A perda de memória em parte é uma manobra de controle social e em parte é um modo de selecionar os elementos com que se realizam as relações de cada geração com as anteriores. A perda da memória e não só de memória no sentido genérico, é uma das operações mais convenientes da perpetuação de formas sociais antipáticas. Exercitar a memória é o modo de recuperar elementos de identidade. Perder memória pode ser um movimento de desgaste de identidade, tal como acontece com os imigrantes que querem conquistar uma nova identidade, ou pode ser um modo de selecionar que se quer lembrar ou que se quer esquecer. Para que lembrar os discursos rebuscados do Padre Antonio Vieira, se não precisamos saber que ele foi o primeiro pensador político do Brasil? Para que perder tempo com os francesismos de Sabino da Rocha se a proposta baiana de república foi descartada pela elite escravista?

Dentre os vários modos de realizar a perda de memória está a destruição de bibliotecas. É um ato simbólico de destruição do passado, que ajuda, com grande eficiência, ao distanciamento entre gerações. A perda de memória é uma operação em que a Bahia tem sido exímia, destruindo a biblioteca municipal de Salvador para construir um prédio provisório que tornou uma peça permanente de mau gosto. A destruição de bibliotecas é uma arte baiana longamente aperfeiçoada. Foram quatro na década de 80, além das que foram depredadas. Pressupõe-se que ninguém precisa ler nem ter acesso a leitura. Nada mais grave não fosse que esse ato simbólico registra a ruptura pr0funda entre cultura e anticultura, identidade e desidentificação, valorização e desvalorização. A perda de memória é o modo de se desfazer de ingredientes incômodos da nossa consciência social, que podem atrapalhar nosso desejo imediato de poder. Assim, a perda de memória é uma manobra ideológica que reduz tudo a interesses imediatos.

Na ausência de um debate ideológico que traga uma proposta de futuro, a relação entre as decisões sobre hoje e para o futur0 ficou por conta do pleito ambiental, mas será que isso exime a responsabilidade do governo com o futuro? Ou o debate ambiental é apenas um desvão do problema maior de nosso futuro?

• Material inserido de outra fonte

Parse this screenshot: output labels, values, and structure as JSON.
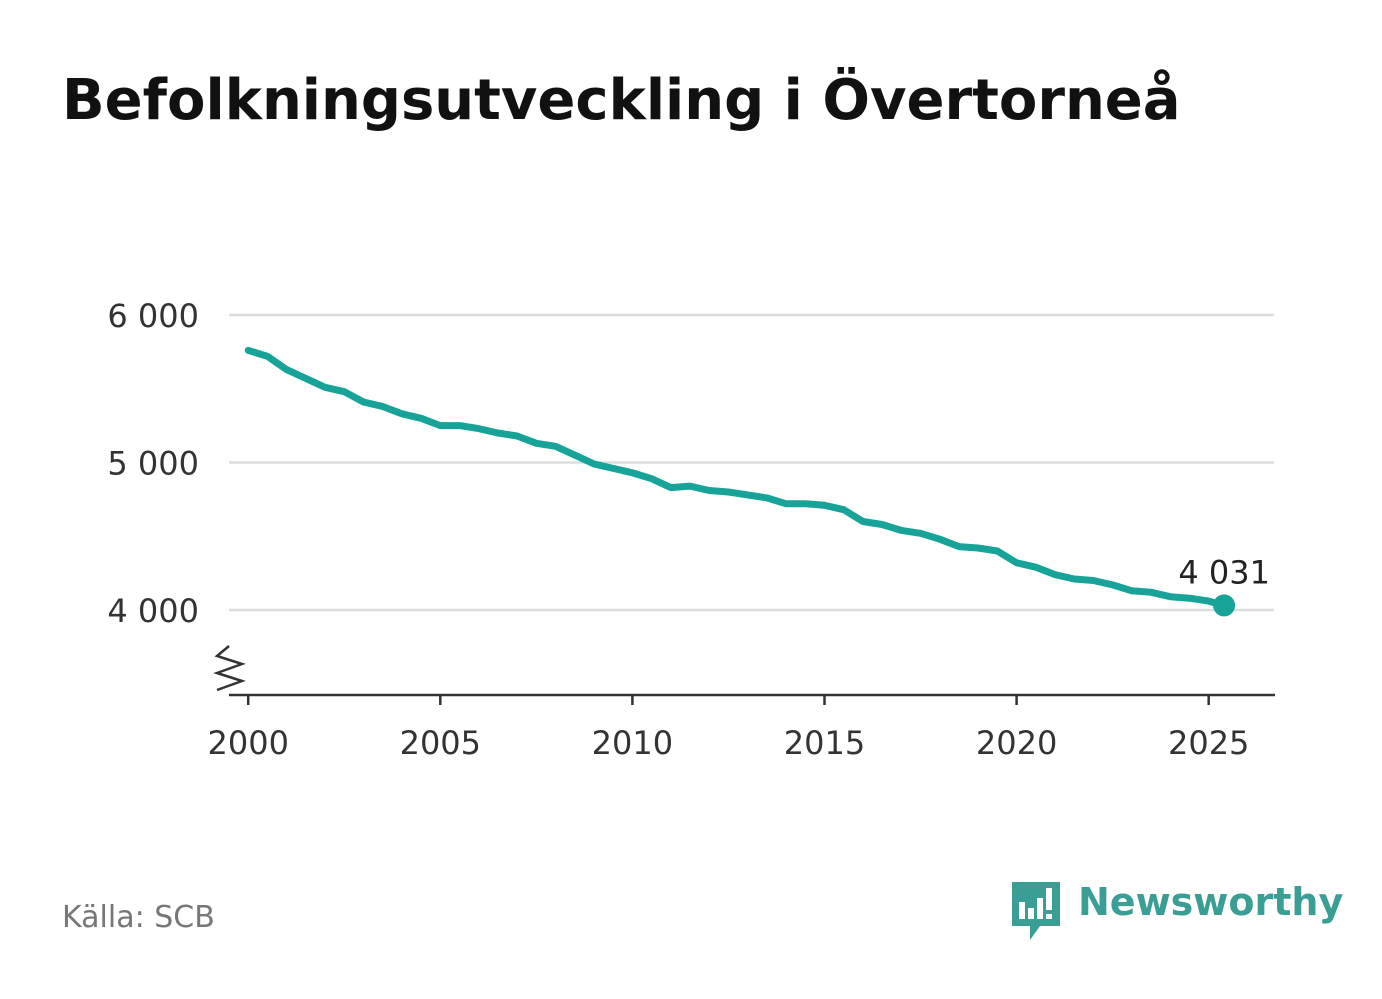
{
  "title": "Befolkningsutveckling i Övertorneå",
  "source": "Källa: SCB",
  "brand": {
    "name": "Newsworthy",
    "logo_icon": "newsworthy-bar-chart-speech-bubble-icon"
  },
  "colors": {
    "line": "#17a398",
    "grid": "#dddddd",
    "axis": "#333333",
    "brand": "#3a9e94"
  },
  "chart_data": {
    "type": "line",
    "title": "Befolkningsutveckling i Övertorneå",
    "xlabel": "",
    "ylabel": "",
    "xlim": [
      1999.5,
      2026.7
    ],
    "ylim": [
      3430,
      6000
    ],
    "y_axis_break": true,
    "grid": "horizontal",
    "x_ticks": [
      2000,
      2005,
      2010,
      2015,
      2020,
      2025
    ],
    "x_tick_labels": [
      "2000",
      "2005",
      "2010",
      "2015",
      "2020",
      "2025"
    ],
    "y_ticks": [
      4000,
      5000,
      6000
    ],
    "y_tick_labels": [
      "4 000",
      "5 000",
      "6 000"
    ],
    "end_label": "4 031",
    "series": [
      {
        "x": [
          2000.0,
          2000.5,
          2001.0,
          2001.5,
          2002.0,
          2002.5,
          2003.0,
          2003.5,
          2004.0,
          2004.5,
          2005.0,
          2005.5,
          2006.0,
          2006.5,
          2007.0,
          2007.5,
          2008.0,
          2008.5,
          2009.0,
          2009.5,
          2010.0,
          2010.5,
          2011.0,
          2011.5,
          2012.0,
          2012.5,
          2013.0,
          2013.5,
          2014.0,
          2014.5,
          2015.0,
          2015.5,
          2016.0,
          2016.5,
          2017.0,
          2017.5,
          2018.0,
          2018.5,
          2019.0,
          2019.5,
          2020.0,
          2020.5,
          2021.0,
          2021.5,
          2022.0,
          2022.5,
          2023.0,
          2023.5,
          2024.0,
          2024.5,
          2025.0,
          2025.4
        ],
        "y": [
          5760,
          5720,
          5630,
          5570,
          5510,
          5480,
          5410,
          5380,
          5330,
          5300,
          5250,
          5250,
          5230,
          5200,
          5180,
          5130,
          5110,
          5050,
          4990,
          4960,
          4930,
          4890,
          4830,
          4840,
          4810,
          4800,
          4780,
          4760,
          4720,
          4720,
          4710,
          4680,
          4600,
          4580,
          4540,
          4520,
          4480,
          4430,
          4420,
          4400,
          4320,
          4290,
          4240,
          4210,
          4200,
          4170,
          4130,
          4120,
          4090,
          4080,
          4060,
          4031
        ]
      }
    ]
  }
}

Uma consciência social da questão social no Brasil de hoje se confronta com interesses individuais cujo significado fica sempre por determinar. Quanto os grandes capitais que operam no Brasil como brasileiros são realmente brasileiros? Quanto a desnacionalização da produção siderúrgica é um incidente trivial ou representa para a industrialização do país? A perda da memória de tudo que se tentou fazer para industrializar a Bahia permitiu que hoje se apresentem idéias que caíram em desuso em 1960 como propostas atuais. A perda de memória sobre política urbana permite aceitar que as políticas urbanas para as principais cidades brasileiras sejam tratadas como problemas locais de urbanização e perdessem seu significado estratégico. Assim como permite que se tratem as invasões urbanas como fenômenos novos da urbanização brasileira, sem lembrar que as invasões urbanas são anteriores às rurais e que a maior parte das grandes cidades brasileiras cresceu nas últimas décadas mediante esse mecanismo.

A memória representa um compromisso com o passado, ao tempo em que é um pré-requisito de conhecimento novo. Perder a memória é como perder a própria sombra e precisar todos os dias começar de novo. Uma espécie de convalescença de uma doença que não aconteceu.